Der Alltagsverstand sagt uns, dass Erziehung und Unterricht

  • ohne freie Willensentscheidung
  • und  planende Überlegungen

nicht möglich sind.

Aber:

Planung  setzt voraus, dass künftige Ereignisse oder Zustände im Sinne von Ursache-Wirkungs-Beziehungen  vorhergesagt werden können.

Dabei muss man davon ausgehen, dass die Welt geordnet ist und gesetzmäßig verläuft.

Denn nur wenn man bestimmte Gesetzmäßigkeiten kennt, kann man Künftiges voraussagen.

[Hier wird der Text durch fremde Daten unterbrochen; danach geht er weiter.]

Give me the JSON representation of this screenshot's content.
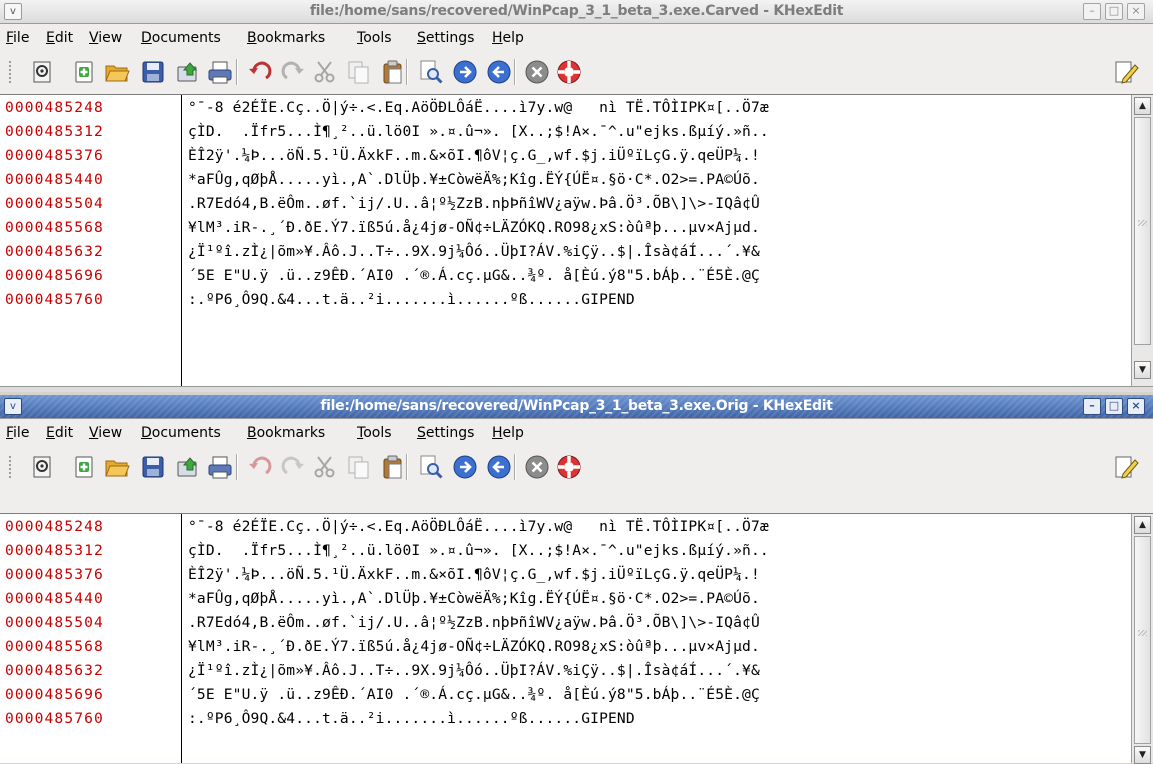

Diese Auffassung nennt man in der Philosophie DETERMINISTISCH.


Dem widerspricht die Vorstellung von freier Willensentscheidung.

Frei entscheiden kann man nur, wenn nicht alles gesetzmäßig festgelegt ist, sondern der Zufall eine entscheidende Rolle im Weltgeschehen spielt.

Das ist die Auffassung des INDETERMINISTEN.

Wie aber vertragen sich freier WILLE und Zufall?

Der EXTREME  DETERMINIST könnte sagen:

“Wenn ich im Jahre 1980 genügend genaue Informationen über den geistigen, seelischen und körperlichen Zustand der Person Harald Riedel gehabt  und alle gesetzmäßigen Zusammenhänge gekannt hätte, hätte ich voraussagen können, dass er diese Internetseite im Jahre 2009 erstellen wird.”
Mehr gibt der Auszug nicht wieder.